Network Manager: failover between two default gateways
Is Network Manager able to check if a default gateway can route packages to the internet?
I have two interfaces, both provide a route to the internet.
When I unplug a cable from any of them, default gateway is being updated and my internet connection works. But if the current preferred gateway fails without breaking a physical link, system does not fail over to second one.
I've tried to set a higher metric to a failing GW manually, it worked, but it is a manual step which I want to avoid.
Can this problem be solved using Network Manager?
My setup: Ubuntu 16.04, NM 1.2.2
UPD
Community member on NM's irc channel answered that NM does not check if a gateway actually works and does not perform any GW switching.
VRRP/ucarp/heartbeat/keepalived do not check it either. They only check a network availability, and switch the upstream GWs behind a virtual interface. This does not help in my case.
Iproute's nexthop kinda works, but with an enormous latency.
Routes are being cached by kernel and even after ip route flush cache
it took about 10 minutes for system to fail over to second GW.
ip route replace default scope global \
nexthop via 11.22.33.1 dev eth0 weight 1 \
nexthop via 55.66.77.1 dev eth1 weight 1
My current solution: a shell script which checks if current default gw provides internet access; if not - it increases a metric of current GW and system fail over to second one with a lower metric.
I'm still hoping to find a more elegant solution.
Solution 1:
This is what BGP was made for. Using what is commonly referred to as iBGP for internal router intercommunication and path redundancy and/or eBGP for Internet level full path redundancy. BGP describes a protocol for routers to communicate with one another the analytical data necessary to make judgment calls on the nature of valid and functional traffic paths within an autonomous system.
I don't see anyone doing this with NetworkManager as a runtime configuration tool for this degree of routing. NM has had historical problems with not scaling well when using many routes, and there is much better software that's designed to do what you want.

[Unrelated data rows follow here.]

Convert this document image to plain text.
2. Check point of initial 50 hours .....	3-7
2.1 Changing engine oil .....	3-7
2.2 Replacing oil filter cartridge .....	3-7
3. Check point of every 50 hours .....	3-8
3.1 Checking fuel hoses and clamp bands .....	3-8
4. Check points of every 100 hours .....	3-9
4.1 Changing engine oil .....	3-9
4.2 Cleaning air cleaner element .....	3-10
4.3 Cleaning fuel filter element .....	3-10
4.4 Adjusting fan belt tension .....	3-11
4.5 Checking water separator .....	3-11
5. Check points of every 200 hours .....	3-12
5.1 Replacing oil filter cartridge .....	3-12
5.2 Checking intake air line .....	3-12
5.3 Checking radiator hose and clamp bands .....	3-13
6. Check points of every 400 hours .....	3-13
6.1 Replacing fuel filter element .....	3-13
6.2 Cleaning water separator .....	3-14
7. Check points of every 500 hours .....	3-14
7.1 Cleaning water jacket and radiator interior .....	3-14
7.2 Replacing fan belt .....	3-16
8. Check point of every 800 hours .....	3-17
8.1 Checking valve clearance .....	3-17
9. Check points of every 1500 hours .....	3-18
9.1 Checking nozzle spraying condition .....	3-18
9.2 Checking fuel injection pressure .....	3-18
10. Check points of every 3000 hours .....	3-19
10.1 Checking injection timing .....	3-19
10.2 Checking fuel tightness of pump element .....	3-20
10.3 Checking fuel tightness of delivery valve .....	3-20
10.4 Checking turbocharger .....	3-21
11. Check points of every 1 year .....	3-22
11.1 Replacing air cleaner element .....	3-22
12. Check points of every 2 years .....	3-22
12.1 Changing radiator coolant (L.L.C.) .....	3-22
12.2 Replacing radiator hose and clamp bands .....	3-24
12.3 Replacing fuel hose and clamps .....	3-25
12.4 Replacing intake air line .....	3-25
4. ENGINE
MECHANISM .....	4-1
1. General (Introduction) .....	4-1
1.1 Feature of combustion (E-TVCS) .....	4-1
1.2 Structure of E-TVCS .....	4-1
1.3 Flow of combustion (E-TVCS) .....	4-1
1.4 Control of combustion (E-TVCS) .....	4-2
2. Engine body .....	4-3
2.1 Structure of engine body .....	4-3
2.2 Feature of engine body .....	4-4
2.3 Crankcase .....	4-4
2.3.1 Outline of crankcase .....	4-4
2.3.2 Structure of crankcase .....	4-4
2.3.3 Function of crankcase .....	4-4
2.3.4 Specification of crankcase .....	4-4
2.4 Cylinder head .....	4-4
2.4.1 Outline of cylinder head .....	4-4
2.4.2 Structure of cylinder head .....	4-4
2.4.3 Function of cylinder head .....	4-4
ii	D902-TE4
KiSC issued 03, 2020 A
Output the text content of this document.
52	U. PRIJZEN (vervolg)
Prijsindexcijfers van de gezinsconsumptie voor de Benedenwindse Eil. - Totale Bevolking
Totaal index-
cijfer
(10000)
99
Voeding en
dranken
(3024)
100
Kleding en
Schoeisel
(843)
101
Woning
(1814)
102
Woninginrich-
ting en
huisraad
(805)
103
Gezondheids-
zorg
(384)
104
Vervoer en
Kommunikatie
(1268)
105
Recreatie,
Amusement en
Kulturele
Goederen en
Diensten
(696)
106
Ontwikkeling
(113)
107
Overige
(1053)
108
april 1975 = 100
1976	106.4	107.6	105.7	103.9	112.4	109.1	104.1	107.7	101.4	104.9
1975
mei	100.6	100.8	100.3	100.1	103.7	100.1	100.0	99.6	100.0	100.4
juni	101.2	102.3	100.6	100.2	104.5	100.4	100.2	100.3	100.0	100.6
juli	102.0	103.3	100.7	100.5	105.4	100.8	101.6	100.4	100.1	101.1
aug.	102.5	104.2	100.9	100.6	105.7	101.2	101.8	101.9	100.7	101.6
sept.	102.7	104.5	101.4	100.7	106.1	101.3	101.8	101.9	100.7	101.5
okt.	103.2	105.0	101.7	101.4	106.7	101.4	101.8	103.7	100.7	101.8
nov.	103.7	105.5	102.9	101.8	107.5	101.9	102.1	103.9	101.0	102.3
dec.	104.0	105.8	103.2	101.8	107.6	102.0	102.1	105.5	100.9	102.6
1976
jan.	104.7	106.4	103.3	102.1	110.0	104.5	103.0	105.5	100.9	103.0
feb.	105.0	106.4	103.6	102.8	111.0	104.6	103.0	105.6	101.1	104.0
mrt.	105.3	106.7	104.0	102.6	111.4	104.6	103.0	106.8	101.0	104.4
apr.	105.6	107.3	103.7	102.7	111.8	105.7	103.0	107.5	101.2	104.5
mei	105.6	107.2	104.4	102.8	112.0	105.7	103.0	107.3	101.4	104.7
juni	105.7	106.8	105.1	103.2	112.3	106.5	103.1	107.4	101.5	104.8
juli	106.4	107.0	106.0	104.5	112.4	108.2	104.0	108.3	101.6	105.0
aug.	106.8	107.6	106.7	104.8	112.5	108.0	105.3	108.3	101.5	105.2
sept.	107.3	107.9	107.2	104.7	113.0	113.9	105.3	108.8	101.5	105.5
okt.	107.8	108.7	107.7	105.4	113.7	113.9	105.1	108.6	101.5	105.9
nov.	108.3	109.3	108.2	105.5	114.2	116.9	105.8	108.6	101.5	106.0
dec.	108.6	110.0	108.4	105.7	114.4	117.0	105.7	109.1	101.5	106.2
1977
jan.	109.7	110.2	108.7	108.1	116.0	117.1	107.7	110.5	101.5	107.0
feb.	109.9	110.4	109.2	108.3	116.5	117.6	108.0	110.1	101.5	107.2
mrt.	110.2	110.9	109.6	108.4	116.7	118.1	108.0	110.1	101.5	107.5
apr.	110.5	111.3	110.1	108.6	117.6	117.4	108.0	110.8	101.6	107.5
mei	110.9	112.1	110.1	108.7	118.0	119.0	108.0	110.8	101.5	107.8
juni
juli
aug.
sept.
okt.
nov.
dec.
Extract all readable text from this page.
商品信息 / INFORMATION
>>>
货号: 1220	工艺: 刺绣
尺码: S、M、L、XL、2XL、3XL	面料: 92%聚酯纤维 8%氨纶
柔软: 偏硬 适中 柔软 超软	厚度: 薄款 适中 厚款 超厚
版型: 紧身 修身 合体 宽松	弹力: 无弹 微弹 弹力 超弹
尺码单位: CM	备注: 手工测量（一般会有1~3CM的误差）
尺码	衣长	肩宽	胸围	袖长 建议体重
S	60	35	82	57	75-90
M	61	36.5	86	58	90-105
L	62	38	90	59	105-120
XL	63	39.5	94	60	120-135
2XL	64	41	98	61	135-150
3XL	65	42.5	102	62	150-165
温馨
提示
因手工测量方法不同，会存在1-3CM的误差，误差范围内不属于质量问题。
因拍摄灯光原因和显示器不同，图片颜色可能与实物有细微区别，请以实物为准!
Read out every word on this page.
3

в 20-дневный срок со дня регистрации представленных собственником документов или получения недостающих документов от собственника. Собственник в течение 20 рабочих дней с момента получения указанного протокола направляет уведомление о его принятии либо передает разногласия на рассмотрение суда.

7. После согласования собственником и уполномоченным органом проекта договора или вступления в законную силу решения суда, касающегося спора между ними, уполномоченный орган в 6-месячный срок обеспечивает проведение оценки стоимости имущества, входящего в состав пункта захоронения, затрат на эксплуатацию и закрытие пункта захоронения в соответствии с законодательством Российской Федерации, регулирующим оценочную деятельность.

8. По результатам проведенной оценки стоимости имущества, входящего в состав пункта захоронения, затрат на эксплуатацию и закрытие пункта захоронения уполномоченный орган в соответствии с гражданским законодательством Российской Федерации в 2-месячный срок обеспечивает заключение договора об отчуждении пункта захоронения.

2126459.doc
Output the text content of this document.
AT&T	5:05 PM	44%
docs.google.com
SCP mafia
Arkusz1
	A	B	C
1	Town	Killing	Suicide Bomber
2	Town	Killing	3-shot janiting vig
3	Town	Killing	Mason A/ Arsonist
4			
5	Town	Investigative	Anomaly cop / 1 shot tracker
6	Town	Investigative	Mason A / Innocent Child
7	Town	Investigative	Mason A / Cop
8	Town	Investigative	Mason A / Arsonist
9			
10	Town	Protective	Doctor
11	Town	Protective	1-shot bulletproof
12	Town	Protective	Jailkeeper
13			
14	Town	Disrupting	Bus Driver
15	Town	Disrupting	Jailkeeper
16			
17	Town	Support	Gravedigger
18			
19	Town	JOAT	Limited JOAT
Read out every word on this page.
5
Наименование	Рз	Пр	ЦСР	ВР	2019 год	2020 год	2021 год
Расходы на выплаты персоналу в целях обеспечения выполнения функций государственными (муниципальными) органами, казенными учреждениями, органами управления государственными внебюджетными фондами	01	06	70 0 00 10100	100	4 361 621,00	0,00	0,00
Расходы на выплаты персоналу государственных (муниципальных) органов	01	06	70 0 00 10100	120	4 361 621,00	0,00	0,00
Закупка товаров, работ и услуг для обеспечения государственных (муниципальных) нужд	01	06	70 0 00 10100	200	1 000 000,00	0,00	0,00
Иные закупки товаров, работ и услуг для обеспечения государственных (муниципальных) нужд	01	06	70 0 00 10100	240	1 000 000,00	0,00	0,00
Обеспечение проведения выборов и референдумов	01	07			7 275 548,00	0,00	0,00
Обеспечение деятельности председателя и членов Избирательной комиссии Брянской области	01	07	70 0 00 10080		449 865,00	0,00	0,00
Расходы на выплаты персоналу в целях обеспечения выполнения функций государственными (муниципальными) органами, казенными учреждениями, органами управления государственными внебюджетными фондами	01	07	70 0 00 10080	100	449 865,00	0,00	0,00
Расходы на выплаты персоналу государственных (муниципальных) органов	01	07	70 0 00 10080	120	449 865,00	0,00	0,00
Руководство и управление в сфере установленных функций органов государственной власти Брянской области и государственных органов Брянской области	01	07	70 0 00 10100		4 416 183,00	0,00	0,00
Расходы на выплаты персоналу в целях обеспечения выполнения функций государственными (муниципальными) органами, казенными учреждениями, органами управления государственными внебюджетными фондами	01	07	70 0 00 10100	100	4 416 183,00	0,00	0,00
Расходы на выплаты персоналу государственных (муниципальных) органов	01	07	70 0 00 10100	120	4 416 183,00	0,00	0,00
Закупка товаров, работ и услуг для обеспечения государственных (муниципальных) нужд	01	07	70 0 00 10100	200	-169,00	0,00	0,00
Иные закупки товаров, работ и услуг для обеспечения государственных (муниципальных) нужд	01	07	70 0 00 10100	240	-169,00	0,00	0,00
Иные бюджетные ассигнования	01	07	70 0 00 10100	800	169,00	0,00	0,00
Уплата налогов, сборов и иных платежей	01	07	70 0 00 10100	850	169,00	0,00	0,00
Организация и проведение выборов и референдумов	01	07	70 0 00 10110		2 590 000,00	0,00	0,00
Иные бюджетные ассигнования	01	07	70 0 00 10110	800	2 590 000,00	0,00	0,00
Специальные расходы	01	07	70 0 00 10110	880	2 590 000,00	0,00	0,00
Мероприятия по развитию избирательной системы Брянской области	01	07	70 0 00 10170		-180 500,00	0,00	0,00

Most commercial routers will have BGP functionality, so you could get it "canned". I normally use pfSense or VyOS if I'm going for a "software router" as they both virtualize well. VyOS even maintains LXD images, so I typically use that. You can also use BGP on most Linux distributions by hand with the openbgbpd or quagga packages.
Many SDN solutions use BGP to provide redundancy and network balancing rather than systems like MLAG, as many MLAG implementations on ethernet switches and routers have historically been either too vendor specific or do not operate as expected especially when using non-matching hardware. Rather than worry about control drivers for every switch out there, SDN often is geared towards operating above layer 2 for these multi-node redundancy solutions even within an internal network.
Solution 2:
You can now add a connectivity check to NM, which will automatically increase the interface metric should a host be uncontactable.
See the connectivity section of NetworkManager.conf. Digi also have a good article on the subject.